If preschool is a telephoto lens into the distant future, higher education offers a wide-angle view of what might change in the economy, culture, and politics of the next few decades. Students who take intellectual risks today will launch the startups of tomorrow. Students who respect academic integrity today will one day refuse bribes. Students who come of age in diverse classrooms will bridge differences and heal society’s fractures as adults. If the battles of a bygone era were won on school playing fields, as the apocryphal saying goes, the challenges of this century will be solved in the classrooms of IIT, Shanghai Jiao Tong, and Duke.

Which brings me to the reason for my trip, which was to help launch Coursera for Campus, a new product that lets universities share courseware with one another and use it to embed professional learning in traditional degree programs. Coursera for Campus was based on the success of Coursera for Duke, a co-curricular program incubated at Duke to offer “complementary” technical and professional skills to students and alumni (as well as faculty and staff).

The level of interest and engagement from the Indian media and university leaders was greater than I’ve seen in two decades of education work in the U.S. and Europe. A press conference attracted top mainstream and business publications and the journalists’ questions were in-depth: How do faculty integrate digital materials into their courses for credit? How are you enhancing credentials to help students demonstrate the skills they’ve earned?
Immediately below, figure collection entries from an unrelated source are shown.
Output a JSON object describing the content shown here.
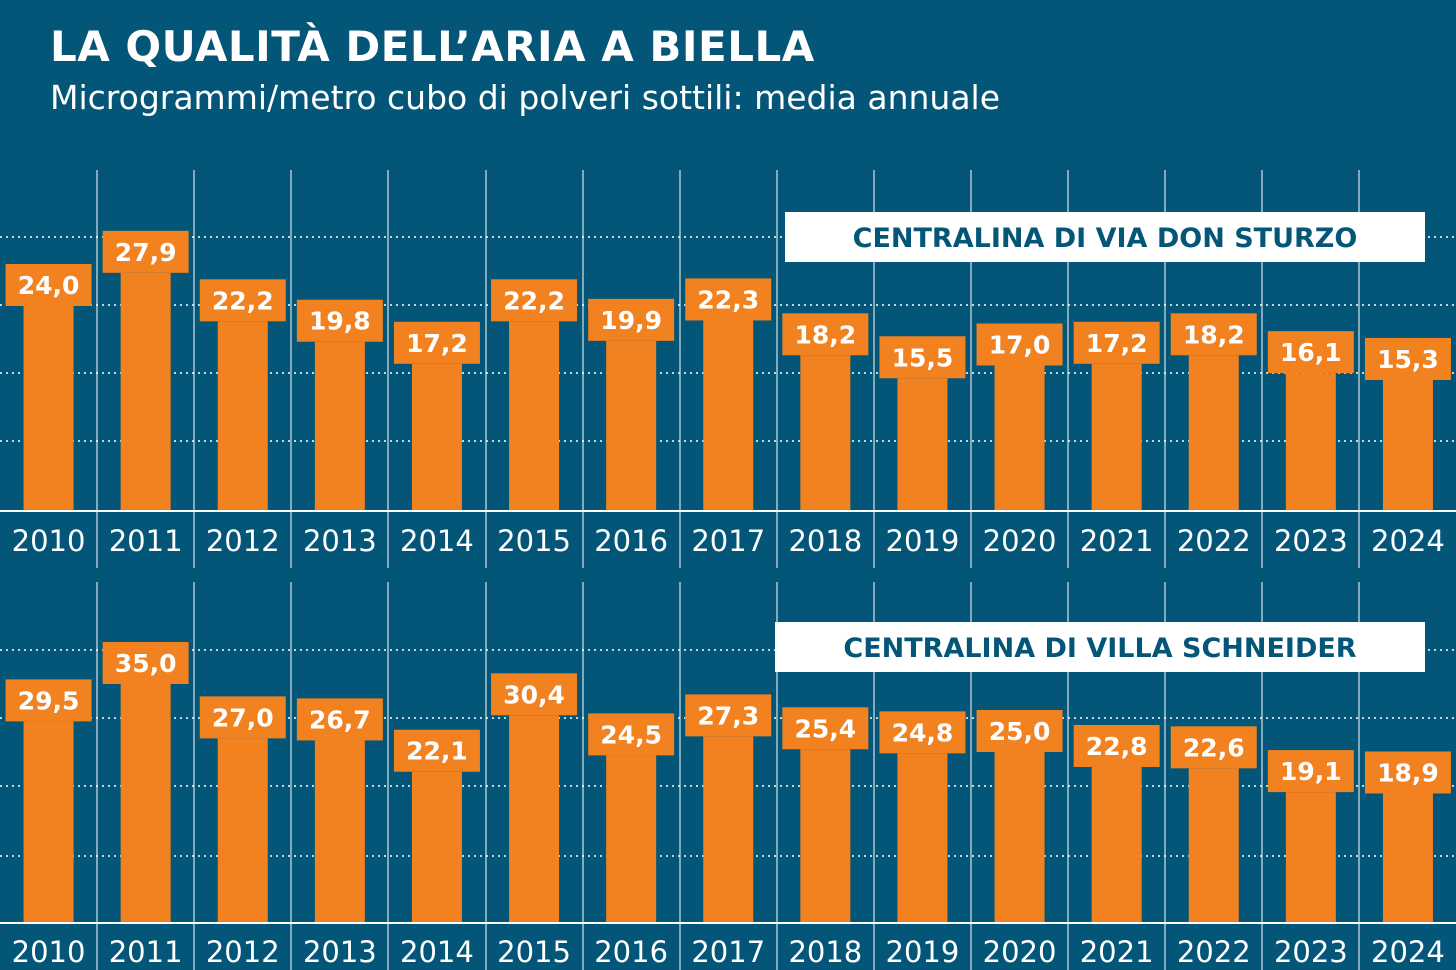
{
  "header": {
    "title": "LA QUALITÀ DELL’ARIA A BIELLA",
    "subtitle": "Microgrammi/metro cubo di polveri sottili: media annuale"
  },
  "colors": {
    "background": "#035677",
    "bar": "#F28120",
    "text": "#FFFFFF",
    "grid": "#FFFFFF"
  },
  "chart_data": [
    {
      "type": "bar",
      "title": "CENTRALINA DI VIA DON STURZO",
      "categories": [
        "2010",
        "2011",
        "2012",
        "2013",
        "2014",
        "2015",
        "2016",
        "2017",
        "2018",
        "2019",
        "2020",
        "2021",
        "2022",
        "2023",
        "2024"
      ],
      "values": [
        24.0,
        27.9,
        22.2,
        19.8,
        17.2,
        22.2,
        19.9,
        22.3,
        18.2,
        15.5,
        17.0,
        17.2,
        18.2,
        16.1,
        15.3
      ],
      "value_labels": [
        "24,0",
        "27,9",
        "22,2",
        "19,8",
        "17,2",
        "22,2",
        "19,9",
        "22,3",
        "18,2",
        "15,5",
        "17,0",
        "17,2",
        "18,2",
        "16,1",
        "15,3"
      ],
      "xlabel": "",
      "ylabel": "",
      "ylim": [
        0,
        40
      ],
      "grid": "horizontal dotted"
    },
    {
      "type": "bar",
      "title": "CENTRALINA DI VILLA SCHNEIDER",
      "categories": [
        "2010",
        "2011",
        "2012",
        "2013",
        "2014",
        "2015",
        "2016",
        "2017",
        "2018",
        "2019",
        "2020",
        "2021",
        "2022",
        "2023",
        "2024"
      ],
      "values": [
        29.5,
        35.0,
        27.0,
        26.7,
        22.1,
        30.4,
        24.5,
        27.3,
        25.4,
        24.8,
        25.0,
        22.8,
        22.6,
        19.1,
        18.9
      ],
      "value_labels": [
        "29,5",
        "35,0",
        "27,0",
        "26,7",
        "22,1",
        "30,4",
        "24,5",
        "27,3",
        "25,4",
        "24,8",
        "25,0",
        "22,8",
        "22,6",
        "19,1",
        "18,9"
      ],
      "xlabel": "",
      "ylabel": "",
      "ylim": [
        0,
        50
      ],
      "grid": "horizontal dotted"
    }
  ]
}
Coursera CEO Jeff Maggioncalda and Matthew Rascoff at the Coursera for Campus launch event in New Delhi, India.
Coursera CEO Jeff Maggioncalda and Matthew Rascoff at the Coursera for Campus launch event in New Delhi, India.
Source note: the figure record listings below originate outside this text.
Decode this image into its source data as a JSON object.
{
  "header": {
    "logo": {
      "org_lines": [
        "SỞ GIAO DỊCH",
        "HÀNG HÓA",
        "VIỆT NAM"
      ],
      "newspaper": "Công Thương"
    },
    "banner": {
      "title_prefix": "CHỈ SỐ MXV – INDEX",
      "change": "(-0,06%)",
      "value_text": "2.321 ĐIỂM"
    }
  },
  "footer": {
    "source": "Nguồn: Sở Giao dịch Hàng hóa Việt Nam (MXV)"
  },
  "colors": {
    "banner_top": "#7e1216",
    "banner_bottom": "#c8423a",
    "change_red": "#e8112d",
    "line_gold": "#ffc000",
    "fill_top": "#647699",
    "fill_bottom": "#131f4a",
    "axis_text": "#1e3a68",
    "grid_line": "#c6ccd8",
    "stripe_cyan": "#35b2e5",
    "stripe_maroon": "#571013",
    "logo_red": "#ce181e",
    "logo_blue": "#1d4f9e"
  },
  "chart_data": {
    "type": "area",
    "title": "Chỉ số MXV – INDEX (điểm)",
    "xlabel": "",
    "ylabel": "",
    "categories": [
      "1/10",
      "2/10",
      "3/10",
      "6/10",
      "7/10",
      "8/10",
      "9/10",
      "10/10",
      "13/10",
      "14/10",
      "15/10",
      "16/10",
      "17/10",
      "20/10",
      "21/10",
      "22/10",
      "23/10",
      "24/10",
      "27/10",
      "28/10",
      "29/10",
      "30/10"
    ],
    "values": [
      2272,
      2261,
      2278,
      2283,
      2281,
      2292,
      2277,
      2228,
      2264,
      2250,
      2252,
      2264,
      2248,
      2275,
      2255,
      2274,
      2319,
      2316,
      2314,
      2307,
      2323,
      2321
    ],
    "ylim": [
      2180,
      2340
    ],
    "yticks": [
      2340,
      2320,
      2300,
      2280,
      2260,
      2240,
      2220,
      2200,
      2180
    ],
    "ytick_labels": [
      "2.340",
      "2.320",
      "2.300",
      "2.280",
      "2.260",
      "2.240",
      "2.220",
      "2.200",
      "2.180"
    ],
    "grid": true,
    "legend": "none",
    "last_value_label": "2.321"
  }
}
University leaders flew in from across India for the chance to hear from Coursera CEO Jeff Maggioncalda and two panels of colleagues who have been pilot-testing Coursera for Campus. The higher education sector in India is in some ways the mirror image of the U.S.: While American enrollments are declining and colleges are closing, India is preparing to offer postsecondary education to millions more young people. Admission rates to the top universities in India are below 2 percent—more competitive than any Ivy League college. The difference is that India has a plan to add high quality supply to meet the demand. Between 2008 and 2016 India more than doubled undergraduate enrollments. Between 2014 and 2020 it aimed to add 14 million places.
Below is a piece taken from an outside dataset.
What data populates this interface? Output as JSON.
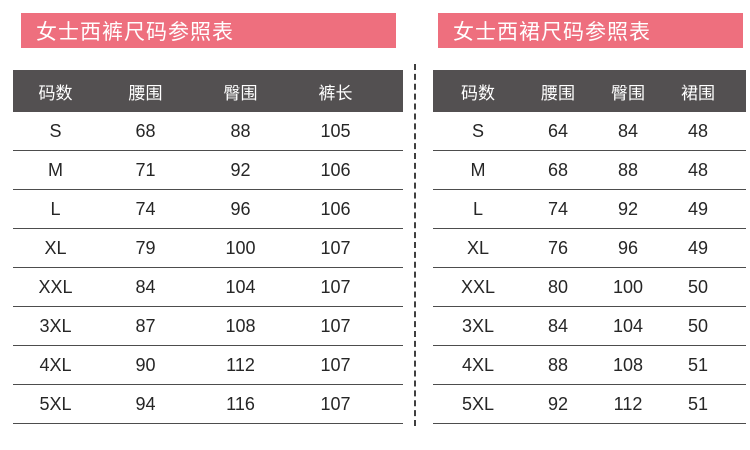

The current plan is a sensible combination of growing existing institutions, building new ones, and consolidating around three models: research universities, teaching universities, and colleges. This tripartite model appears to be inspired by Clark Kerr’s California Master Plan for Higher Education, which established the framework for the University of California, California State University, and community colleges.

Digital content and platforms, such as Coursera for Campus, alongside India’s government-funded platforms NPTEL (the National Program on Technology Enhanced Learning) and Swayam, can help kickstart new programs and add capacity and infrastructure. Beyond any particular solution, the opportunity to ask fundamental learning-design questions is refreshing. What are the optimal hybrid learning models for different disciplines and degrees? How to support faculty in the design and redesign of courses? What services should be part of online programs to ensure student success?

These questions, and others, are unleashing the creative energy of Indian academic innovators and entrepreneurs. They are being discussed at the highest levels of university administrations, among employers, and by parents and students. In the U.S., launching an “intentional university” is a once-in-a-career opportunity that only a handful will experience first-hand. The hall in New Delhi where I spoke on a panel was filled with dozens of university leaders who are doing just that. India is now the world’s most interesting laboratory for education innovation.

Optimism is crucial for all education leaders, doubly so for education innovators. The strange thing about optimism is that it is so infectious. It is a conversation-borne virus. Usually carriers don’t even know they’re transmitting it—but those on the receiving end always do. Travelers are especially susceptible. After a few days in Delhi, I caught a serious case.